Science & Technology

AI will train the new generation of expert surgeons

How do we quantify the skill of a surgeon? Dr. Rolando Del Maestro, McGill’s William Feindel professor emeritus in neuro-oncology and director of the Neurosurgical Simulation Research Centre at The Neuro, has been asking himself this question for much of his career. 

After nearly two decades of research into surgical instruction, Maestro found a way to quantify a surgeon’s competence. With funding and support from the Franco di Giovanni Foundation, Del Maestro’s team has developed a brain surgery simulator powered by artificial intelligence (AI) that allows surgical students to practice removing tumours without any risk to real patients. 

The simulator’s Virtual Operative Assistant (VOA) offers real-time feedback to students, relieving the need for an expert to be present. In a recent study conducted by Del Maestro and his team, students taught and guided by the simulator performed surgeries 2.6 times faster and 36 per cent more accurately than students taught and guided by experts over Zoom.

Training a surgeon is a lengthy process that has traditionally required constant supervision from experienced surgeons while students operate on real patients—and sometimes even intervention when the task becomes too technically challenging. Del Maestro’s surgical simulator is the first of its kind in brain surgery training, and is one of the most complex medical simulators ever built.

Marking a surgeon as “competent” is subjective, as standards vary across countries and institutions. For example, schools may lack the tools to measure critical performance markers, such as a surgeon’s hand pressure when manipulating tools, or quantity of blood loss in a patient. Del Maestro started recognizing these discrepancies when he visited medical schools in China, Saudi Arabia, and Kuwait to teach neurosurgery techniques. 

According to Del Maestro, even more problematic than the non-standardized training was the lack of objectivity in expert assessments and a focus on “competency training.” Medical schools operating on strict schedules with limited resources aim to train students to be competent at surgeries, but do not require them to meet the same standards as their expert teachers, instead expecting these skills to develop on the job.

“I’ve always had a problem with that, because what is competence?” Del Maestro said in an interview with the Tribune. “Would you like the airplane pilot to be competent, or would you like the airplane pilot to be expert?”

Del Maestro’s simulator also solves the problem of how to measure student performance. It analyzes more than 6,000 metrics and distills that information into four key indicators so that students learn to perform surgeries first safely, then efficiently. The skills measured include hand pressure and acceleration on instruments, movement accuracy, and the ability to control blood loss.

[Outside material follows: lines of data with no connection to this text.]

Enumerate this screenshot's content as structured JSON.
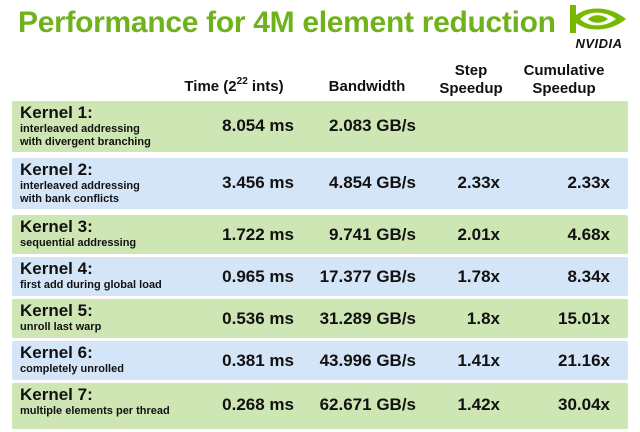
{
  "title": "Performance for 4M element reduction",
  "logo": {
    "wordmark": "NVIDIA",
    "brand_color": "#76b900"
  },
  "headers": {
    "time_prefix": "Time (2",
    "time_exp": "22",
    "time_suffix": " ints)",
    "bandwidth": "Bandwidth",
    "step_line1": "Step",
    "step_line2": "Speedup",
    "cum_line1": "Cumulative",
    "cum_line2": "Speedup"
  },
  "colors": {
    "title": "#6fb21c",
    "row_green": "#cde6b4",
    "row_blue": "#d4e5f8"
  },
  "rows": [
    {
      "name": "Kernel 1:",
      "desc": "interleaved addressing\nwith divergent branching",
      "time": "8.054 ms",
      "bandwidth": "2.083 GB/s",
      "step": "",
      "cumulative": ""
    },
    {
      "name": "Kernel 2:",
      "desc": "interleaved addressing\nwith bank conflicts",
      "time": "3.456 ms",
      "bandwidth": "4.854 GB/s",
      "step": "2.33x",
      "cumulative": "2.33x"
    },
    {
      "name": "Kernel 3:",
      "desc": "sequential addressing",
      "time": "1.722 ms",
      "bandwidth": "9.741 GB/s",
      "step": "2.01x",
      "cumulative": "4.68x"
    },
    {
      "name": "Kernel 4:",
      "desc": "first add during global load",
      "time": "0.965 ms",
      "bandwidth": "17.377 GB/s",
      "step": "1.78x",
      "cumulative": "8.34x"
    },
    {
      "name": "Kernel 5:",
      "desc": "unroll last warp",
      "time": "0.536 ms",
      "bandwidth": "31.289 GB/s",
      "step": "1.8x",
      "cumulative": "15.01x"
    },
    {
      "name": "Kernel 6:",
      "desc": "completely unrolled",
      "time": "0.381 ms",
      "bandwidth": "43.996 GB/s",
      "step": "1.41x",
      "cumulative": "21.16x"
    },
    {
      "name": "Kernel 7:",
      "desc": "multiple elements per thread",
      "time": "0.268 ms",
      "bandwidth": "62.671 GB/s",
      "step": "1.42x",
      "cumulative": "30.04x"
    }
  ]
}
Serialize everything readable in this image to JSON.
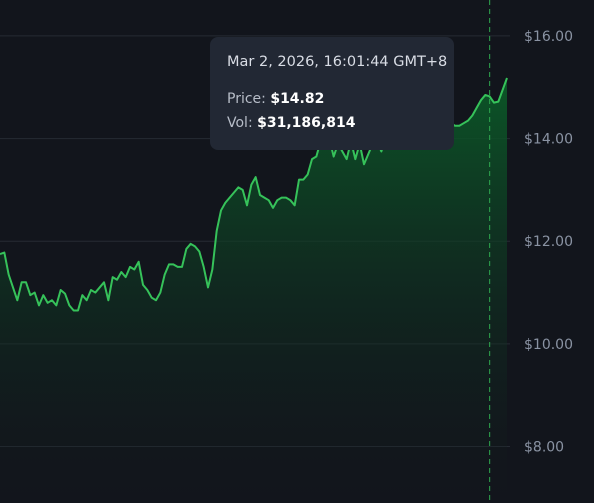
{
  "tooltip": {
    "date": "Mar 2, 2026, 16:01:44 GMT+8",
    "price_label": "Price:",
    "price_value": "$14.82",
    "vol_label": "Vol:",
    "vol_value": "$31,186,814"
  },
  "colors": {
    "background": "#12151c",
    "grid": "#262b33",
    "line": "#36c25a",
    "fill_top": "#0b4a22",
    "crosshair": "#2fa84f",
    "tooltip_bg": "#222834",
    "tick_text": "#8a93a3"
  },
  "chart_data": {
    "type": "area",
    "ylim": [
      6.9,
      16.7
    ],
    "y_ticks": [
      8,
      10,
      12,
      14,
      16
    ],
    "y_tick_labels": [
      "$8.00",
      "$10.00",
      "$12.00",
      "$14.00",
      "$16.00"
    ],
    "y_axis_position": "right",
    "grid": true,
    "crosshair_index": 113,
    "series": [
      {
        "values": [
          11.75,
          11.78,
          11.35,
          11.1,
          10.85,
          11.2,
          11.2,
          10.95,
          11.0,
          10.75,
          10.95,
          10.8,
          10.85,
          10.75,
          11.05,
          10.98,
          10.75,
          10.65,
          10.65,
          10.95,
          10.85,
          11.05,
          11.0,
          11.1,
          11.2,
          10.85,
          11.3,
          11.25,
          11.4,
          11.3,
          11.5,
          11.45,
          11.6,
          11.15,
          11.05,
          10.9,
          10.85,
          11.0,
          11.35,
          11.55,
          11.55,
          11.5,
          11.5,
          11.85,
          11.95,
          11.9,
          11.8,
          11.5,
          11.1,
          11.45,
          12.2,
          12.6,
          12.75,
          12.85,
          12.95,
          13.05,
          13.0,
          12.7,
          13.1,
          13.25,
          12.9,
          12.85,
          12.8,
          12.65,
          12.8,
          12.85,
          12.85,
          12.8,
          12.7,
          13.2,
          13.2,
          13.3,
          13.6,
          13.65,
          13.95,
          13.8,
          14.0,
          13.65,
          13.9,
          13.75,
          13.6,
          13.95,
          13.6,
          13.9,
          13.5,
          13.7,
          13.9,
          13.95,
          13.75,
          14.0,
          13.9,
          14.1,
          14.15,
          14.0,
          14.2,
          14.35,
          14.3,
          14.35,
          14.3,
          14.25,
          14.3,
          14.35,
          14.3,
          14.3,
          14.3,
          14.25,
          14.25,
          14.3,
          14.35,
          14.45,
          14.6,
          14.75,
          14.85,
          14.82,
          14.7,
          14.72,
          14.95,
          15.18
        ]
      }
    ]
  }
}
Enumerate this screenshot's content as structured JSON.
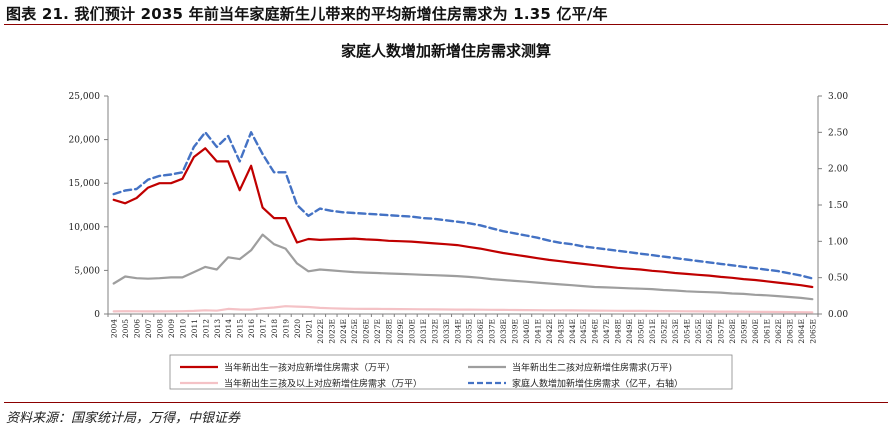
{
  "figure_title": "图表 21. 我们预计 2035 年前当年家庭新生儿带来的平均新增住房需求为 1.35 亿平/年",
  "source": "资料来源：国家统计局，万得，中银证券",
  "chart_data": {
    "type": "line",
    "title": "家庭人数增加新增住房需求测算",
    "categories": [
      "2004",
      "2005",
      "2006",
      "2007",
      "2008",
      "2009",
      "2010",
      "2011",
      "2012",
      "2013",
      "2014",
      "2015",
      "2016",
      "2017",
      "2018",
      "2019",
      "2020",
      "2021",
      "2022E",
      "2023E",
      "2024E",
      "2025E",
      "2026E",
      "2027E",
      "2028E",
      "2029E",
      "2030E",
      "2031E",
      "2032E",
      "2033E",
      "2034E",
      "2035E",
      "2036E",
      "2037E",
      "2038E",
      "2039E",
      "2040E",
      "2041E",
      "2042E",
      "2043E",
      "2044E",
      "2045E",
      "2046E",
      "2047E",
      "2048E",
      "2049E",
      "2050E",
      "2051E",
      "2052E",
      "2053E",
      "2054E",
      "2055E",
      "2056E",
      "2057E",
      "2058E",
      "2059E",
      "2060E",
      "2061E",
      "2062E",
      "2063E",
      "2064E",
      "2065E"
    ],
    "left_axis": {
      "ylim": [
        0,
        25000
      ],
      "ticks": [
        "0",
        "5,000",
        "10,000",
        "15,000",
        "20,000",
        "25,000"
      ]
    },
    "right_axis": {
      "ylim": [
        0,
        3
      ],
      "ticks": [
        "0.00",
        "0.50",
        "1.00",
        "1.50",
        "2.00",
        "2.50",
        "3.00"
      ]
    },
    "series": [
      {
        "name": "当年新出生一孩对应新增住房需求（万平）",
        "axis": "left",
        "color": "#c00000",
        "style": "solid",
        "values": [
          13100,
          12700,
          13300,
          14500,
          15000,
          15000,
          15500,
          18000,
          19000,
          17500,
          17500,
          14200,
          17000,
          12200,
          11000,
          11000,
          8200,
          8600,
          8500,
          8550,
          8600,
          8650,
          8550,
          8500,
          8400,
          8350,
          8300,
          8200,
          8100,
          8000,
          7900,
          7700,
          7500,
          7250,
          7000,
          6800,
          6600,
          6400,
          6200,
          6050,
          5900,
          5750,
          5600,
          5450,
          5300,
          5200,
          5100,
          4950,
          4850,
          4700,
          4600,
          4500,
          4400,
          4250,
          4150,
          4000,
          3900,
          3750,
          3600,
          3450,
          3300,
          3100
        ]
      },
      {
        "name": "当年新出生二孩对应新增住房需求(万平)",
        "axis": "left",
        "color": "#9e9e9e",
        "style": "solid",
        "values": [
          3500,
          4300,
          4100,
          4050,
          4100,
          4200,
          4200,
          4800,
          5400,
          5100,
          6500,
          6300,
          7300,
          9100,
          8000,
          7500,
          5800,
          4900,
          5100,
          5000,
          4900,
          4800,
          4750,
          4700,
          4650,
          4600,
          4550,
          4500,
          4450,
          4400,
          4350,
          4250,
          4150,
          4000,
          3900,
          3800,
          3700,
          3600,
          3500,
          3400,
          3300,
          3200,
          3100,
          3050,
          3000,
          2950,
          2900,
          2850,
          2750,
          2700,
          2600,
          2550,
          2500,
          2450,
          2350,
          2300,
          2200,
          2150,
          2050,
          1950,
          1850,
          1700
        ]
      },
      {
        "name": "当年新出生三孩及以上对应新增住房需求（万平）",
        "axis": "left",
        "color": "#f4c2c6",
        "style": "solid",
        "values": [
          300,
          320,
          310,
          300,
          300,
          310,
          320,
          350,
          420,
          380,
          580,
          520,
          500,
          650,
          750,
          900,
          850,
          800,
          700,
          650,
          620,
          600,
          590,
          580,
          570,
          560,
          550,
          540,
          530,
          520,
          510,
          500,
          490,
          480,
          470,
          460,
          450,
          440,
          430,
          420,
          410,
          400,
          390,
          380,
          370,
          360,
          350,
          340,
          330,
          320,
          310,
          300,
          290,
          280,
          270,
          260,
          250,
          240,
          230,
          220,
          210,
          200
        ]
      },
      {
        "name": "家庭人数增加新增住房需求（亿平，右轴）",
        "axis": "right",
        "color": "#4472c4",
        "style": "dashed",
        "values": [
          1.65,
          1.7,
          1.72,
          1.85,
          1.9,
          1.92,
          1.95,
          2.3,
          2.5,
          2.3,
          2.45,
          2.1,
          2.5,
          2.2,
          1.95,
          1.95,
          1.5,
          1.35,
          1.45,
          1.42,
          1.4,
          1.39,
          1.38,
          1.37,
          1.36,
          1.35,
          1.34,
          1.32,
          1.31,
          1.29,
          1.27,
          1.25,
          1.22,
          1.18,
          1.14,
          1.11,
          1.08,
          1.05,
          1.01,
          0.98,
          0.96,
          0.93,
          0.91,
          0.89,
          0.87,
          0.85,
          0.83,
          0.81,
          0.79,
          0.77,
          0.75,
          0.73,
          0.71,
          0.69,
          0.67,
          0.65,
          0.63,
          0.61,
          0.59,
          0.56,
          0.53,
          0.49
        ]
      }
    ],
    "legend": [
      {
        "label": "当年新出生一孩对应新增住房需求（万平）",
        "color": "#c00000",
        "style": "solid"
      },
      {
        "label": "当年新出生二孩对应新增住房需求(万平)",
        "color": "#9e9e9e",
        "style": "solid"
      },
      {
        "label": "当年新出生三孩及以上对应新增住房需求（万平）",
        "color": "#f4c2c6",
        "style": "solid"
      },
      {
        "label": "家庭人数增加新增住房需求（亿平，右轴）",
        "color": "#4472c4",
        "style": "dashed"
      }
    ],
    "legend_placement": "bottom",
    "grid": false
  }
}
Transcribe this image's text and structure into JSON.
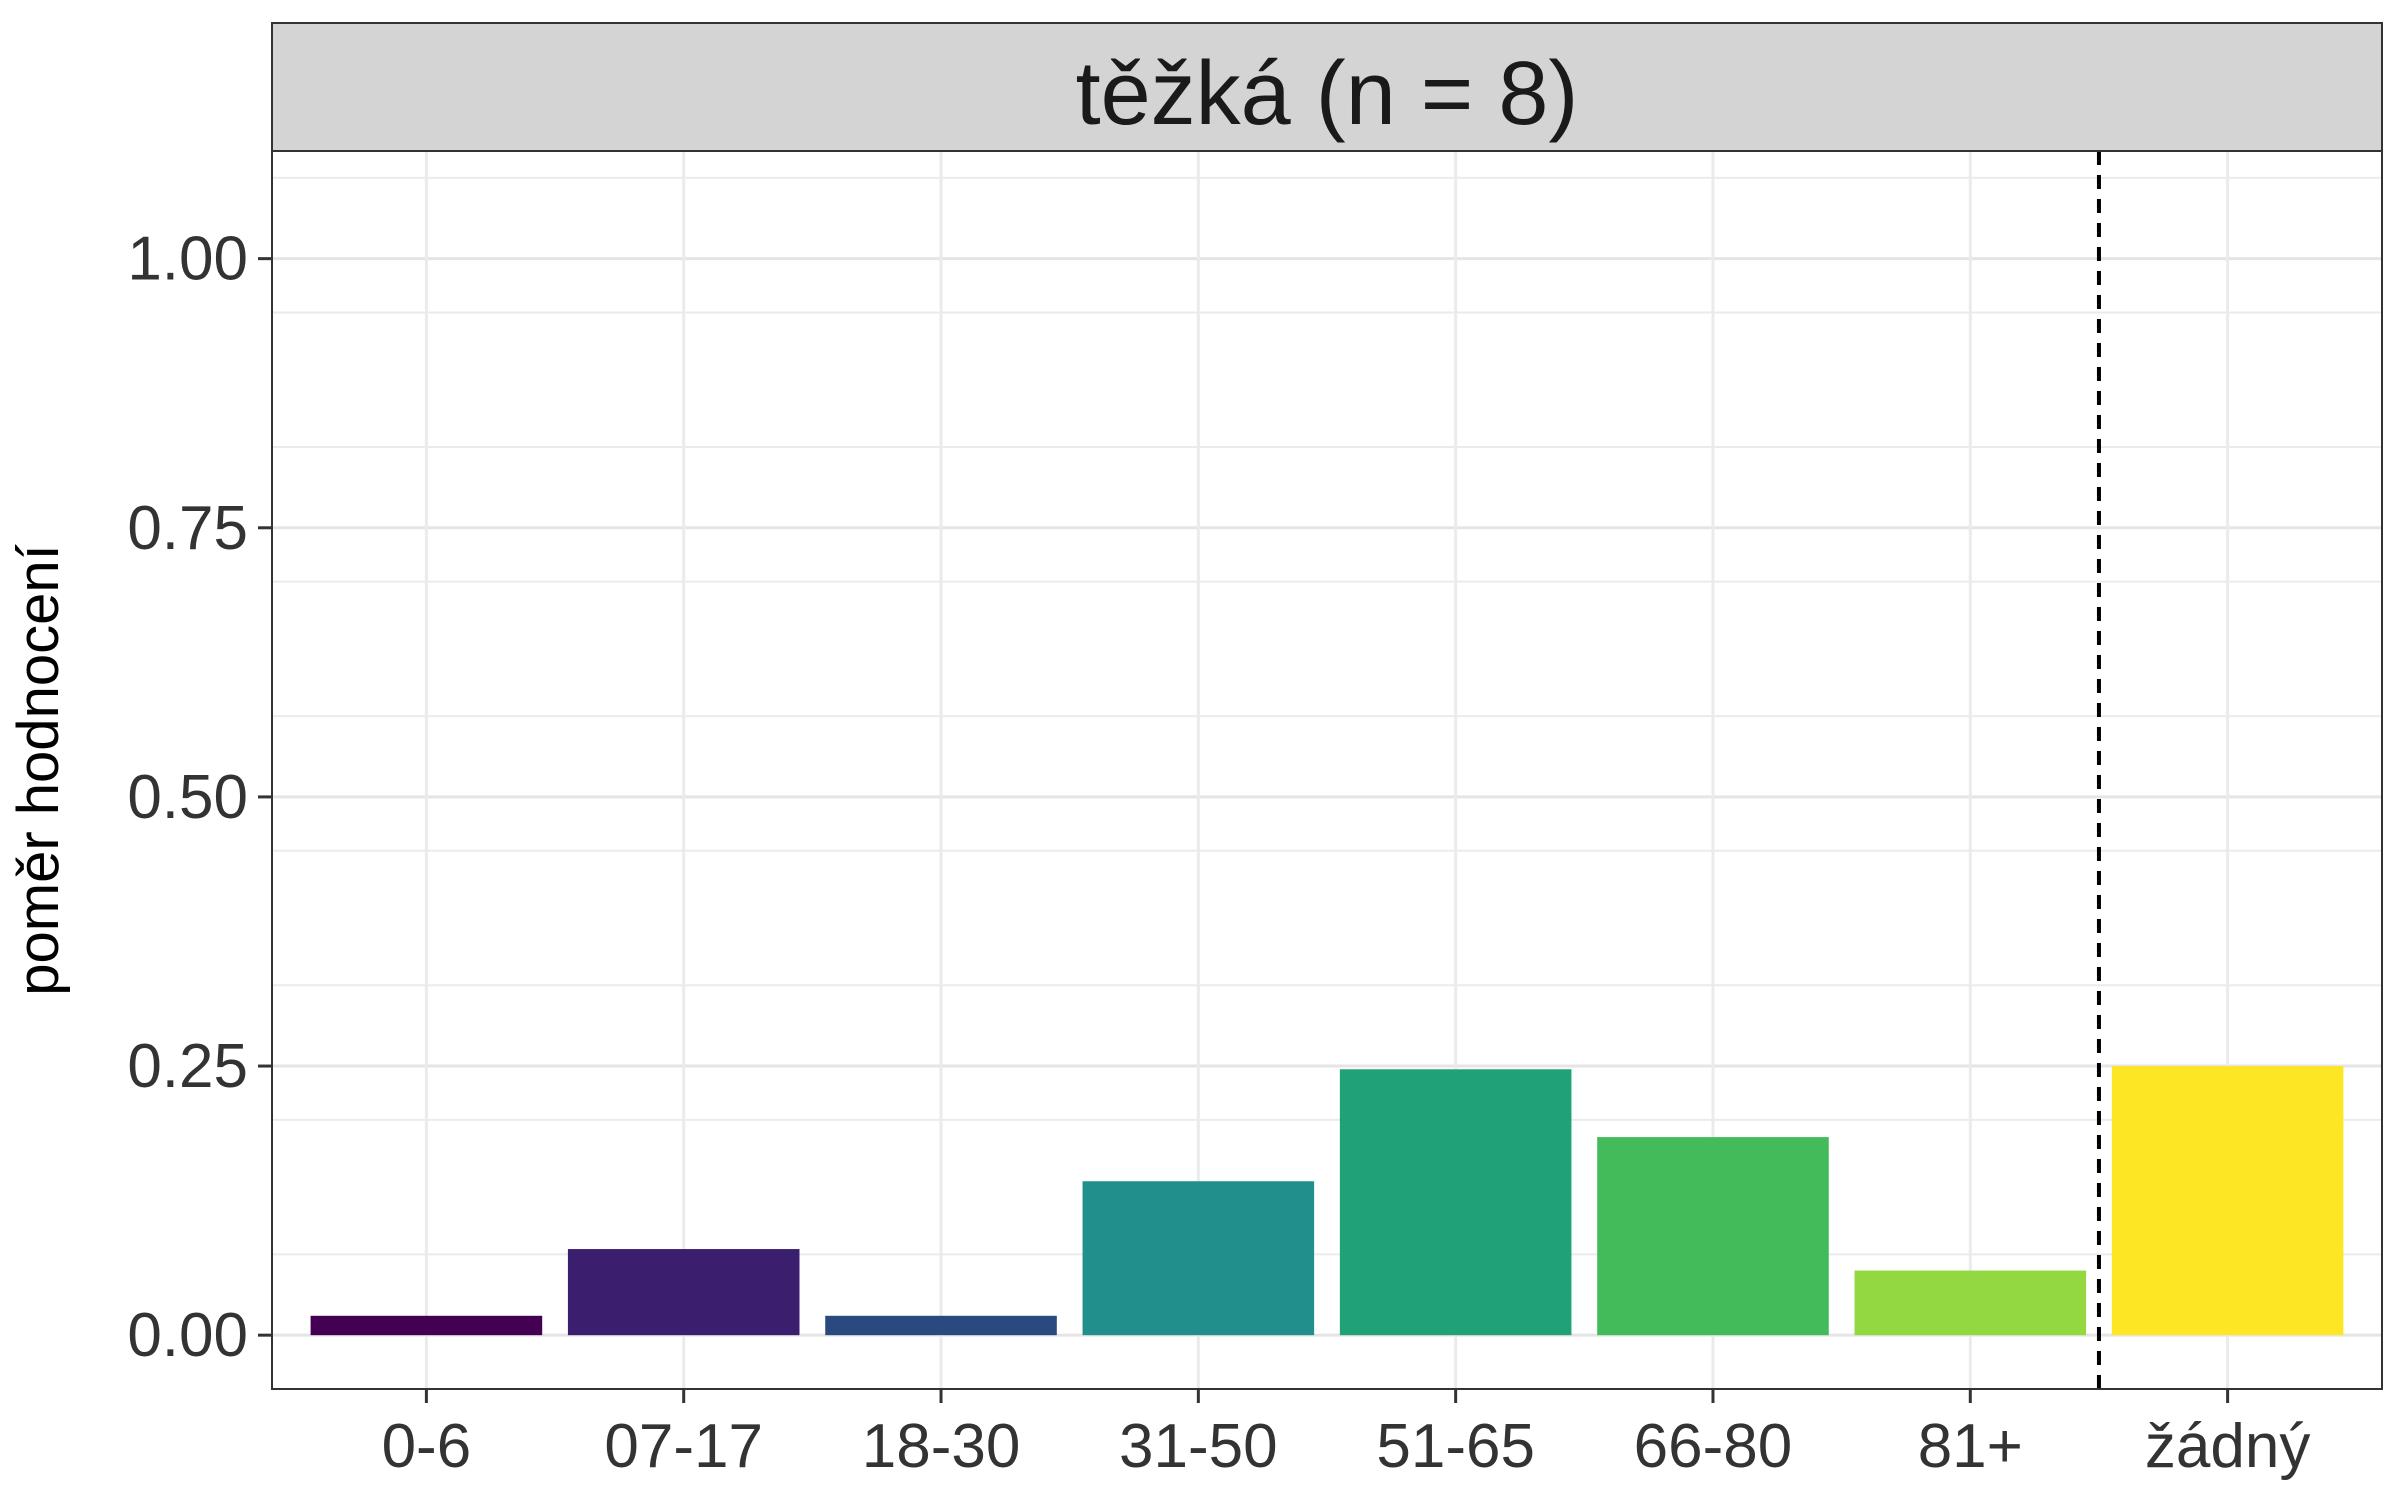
{
  "chart_data": {
    "type": "bar",
    "title": "",
    "panel_title": "těžká (n = 8)",
    "xlabel": "",
    "ylabel": "poměr hodnocení",
    "categories": [
      "0-6",
      "07-17",
      "18-30",
      "31-50",
      "51-65",
      "66-80",
      "81+",
      "žádný"
    ],
    "values": [
      0.018,
      0.08,
      0.018,
      0.143,
      0.247,
      0.184,
      0.06,
      0.25
    ],
    "colors": [
      "#440154",
      "#3b1f6e",
      "#2a4a7f",
      "#21908d",
      "#21a178",
      "#44bb5a",
      "#93d741",
      "#fde725"
    ],
    "ylim": [
      -0.05,
      1.1
    ],
    "yticks": [
      0,
      0.25,
      0.5,
      0.75,
      1.0
    ],
    "ytick_labels": [
      "0.00",
      "0.25",
      "0.50",
      "0.75",
      "1.00"
    ],
    "separator_between": [
      6,
      7
    ],
    "grid": true,
    "legend": "none"
  }
}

Using deep learning, a subtype of machine learning related to predictive analysis, users are classified into categories ranging from novice to expert on a scale of -1 to 1, with 0 being competent.

As for the future of this technology, Del Maestro explained that this type of simulator can be adapted to any procedure that requires the surgeon to use both hands. He predicts that over the next 20 years, AI will be increasingly integrated into the field of surgery. Indeed, he anticipates a rise in human-machine cooperation, where AI analyzes student performance and instructors use that information to better guide students. 

“The effect will be to elevate the standards of surgical skill to something similar to the Olympics,” Del Maestro said, referencing the lengths coaches go to to improve their athlete’s performance. “I think patient safety will be substantially improved.” 

For now, Del Maestro is focussed on the next step of this project. He wants to test the performance of the simulator against in-person teaching, which has been largely put on pause due to COVID-19 restrictions. In the long run, he hopes to make virtual reality and artificial intelligence a globally accessible tool for all kinds of medical training. The ultimate goal, says Maestro, is for new doctors to not just be competent, but be the best that they can possibly be.